Des responsables proches du ministère ont déclaré à North Press que la suspension de l’enseignement du kurde était « temporaire », dans l’attente de négociations politiques entre l’AANES et le gouvernement de transition sur les questions liées au Kurdistan. Cependant, le gouverneur d’Alep, Azzam al-Gharib, a récemment qualifié la question linguistique de « sujet politique », renforçant ainsi les craintes que les droits à l’éducation et à la langue ne soient devenus des instruments de négociation plutôt que des enjeux civiques.

Parallèlement, l’influence turque sur le secteur éducatif d’Afrin s’est accrue. Des universités turques comme Gaziantep et Amanos possèdent des antennes dans la région, tandis que des institutions comme l’Institut Yunus Emre continuent de promouvoir la culture et la langue turques. L’ancien institut de formation des enseignants de kurde d’Afrin a également supprimé entièrement son département de kurde.

Selon les observateurs, la dernière décision du gouvernement compromet des années de progrès en matière de droits culturels et ravive les craintes d’exclusion systématique. « Si le gouvernement souhaite réellement instaurer la confiance avec la population kurde, il doit prendre des mesures concrètes, et non symboliques », a déclaré un éducateur local à North Press. « Éliminer le kurde des écoles détruit toute crédibilité de coexistence. »

Le Conseil national kurde (ENKS) d’Afrin a appelé le gouvernement de transition à revenir sur sa récente décision, avertissant que cette décision porte atteinte aux droits culturels et contredit les principes d’égalité et de diversité réclamés depuis longtemps par « la révolution syrienne ».

L’ENKS a décrit l’éducation en langue maternelle comme un « droit humain fondamental » et un pilier de l’identité culturelle. « Nous avons été surpris par la suspension de l’enseignement kurde dans les régions à majorité kurde comme Afrin », a déclaré l’ENKS dans un communiqué publié fin septembre, qualifiant cette mesure de « contraire aux principes de liberté, de dignité et de justice proclamés par la révolution syrienne ».

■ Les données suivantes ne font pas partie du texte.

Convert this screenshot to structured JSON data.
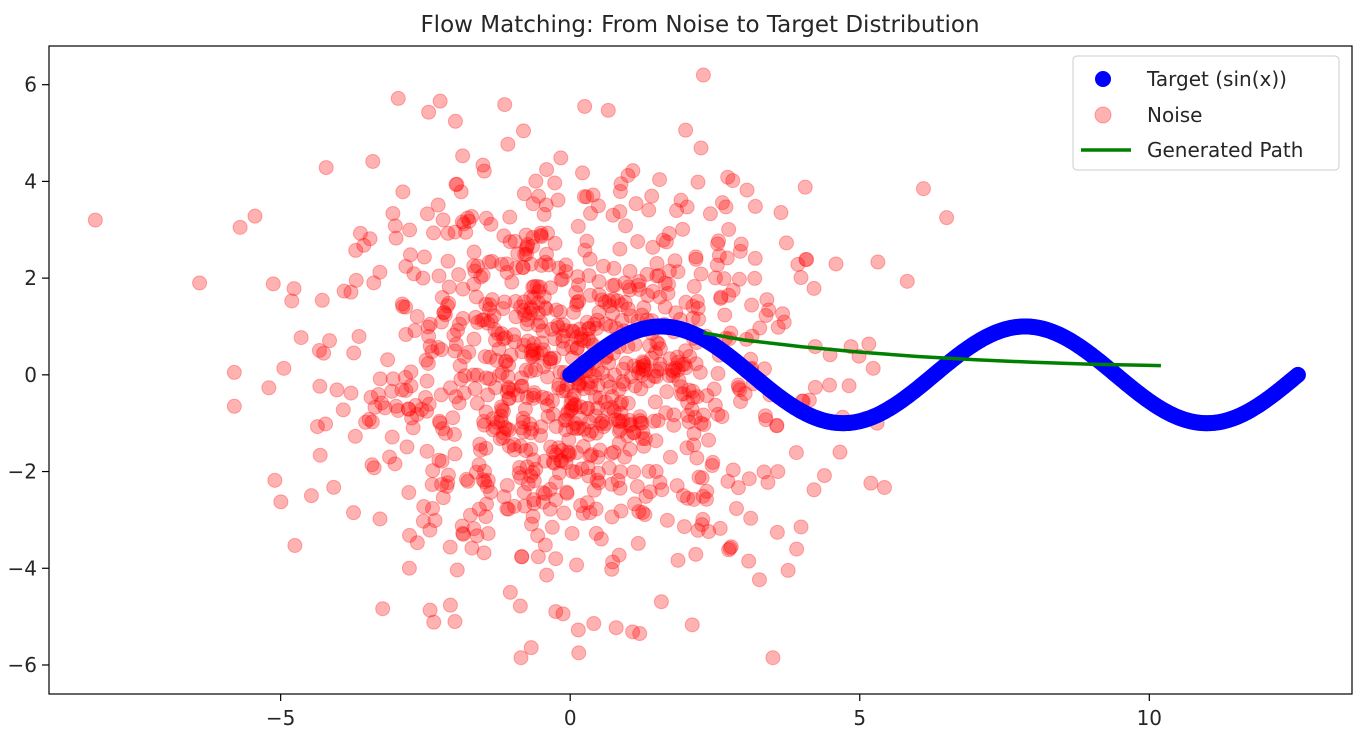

Farhan Haq, porte-parole adjoint du Secrétaire général de l’ONU, António Guterres, a commenté la décision en déclarant que l’ONU croit fermement au droit des peuples du monde entier à parler les langues qu’ils choisissent de parler et à apprendre toutes les différentes langues de ces régions.   

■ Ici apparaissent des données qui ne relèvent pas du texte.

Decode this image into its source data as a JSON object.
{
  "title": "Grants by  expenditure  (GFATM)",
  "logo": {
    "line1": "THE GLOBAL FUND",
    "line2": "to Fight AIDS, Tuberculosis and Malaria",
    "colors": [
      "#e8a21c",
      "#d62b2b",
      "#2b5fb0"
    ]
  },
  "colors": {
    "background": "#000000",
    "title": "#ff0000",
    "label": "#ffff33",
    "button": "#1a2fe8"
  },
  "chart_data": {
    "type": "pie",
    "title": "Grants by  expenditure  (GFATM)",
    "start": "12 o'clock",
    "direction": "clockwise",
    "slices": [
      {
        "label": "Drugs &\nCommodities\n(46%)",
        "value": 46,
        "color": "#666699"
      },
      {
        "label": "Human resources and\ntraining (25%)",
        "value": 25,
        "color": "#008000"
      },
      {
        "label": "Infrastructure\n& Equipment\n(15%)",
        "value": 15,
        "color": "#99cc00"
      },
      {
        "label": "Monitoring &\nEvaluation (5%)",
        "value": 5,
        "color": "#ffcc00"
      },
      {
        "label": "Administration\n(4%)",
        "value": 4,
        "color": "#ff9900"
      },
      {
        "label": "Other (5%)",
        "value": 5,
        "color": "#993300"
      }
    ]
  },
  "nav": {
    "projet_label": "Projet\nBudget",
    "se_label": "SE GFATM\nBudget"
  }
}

Selon la direction locale de l’éducation, Afrin accueille actuellement plus de 110 000 élèves répartis dans 293 écoles. Cependant, de nombreux enseignants affirment que la nouvelle politique a creusé le fossé culturel entre les autorités et la communauté, aggravant la méfiance dans un contexte d’instabilité persistante et de présence de factions armées. (North Press Agency)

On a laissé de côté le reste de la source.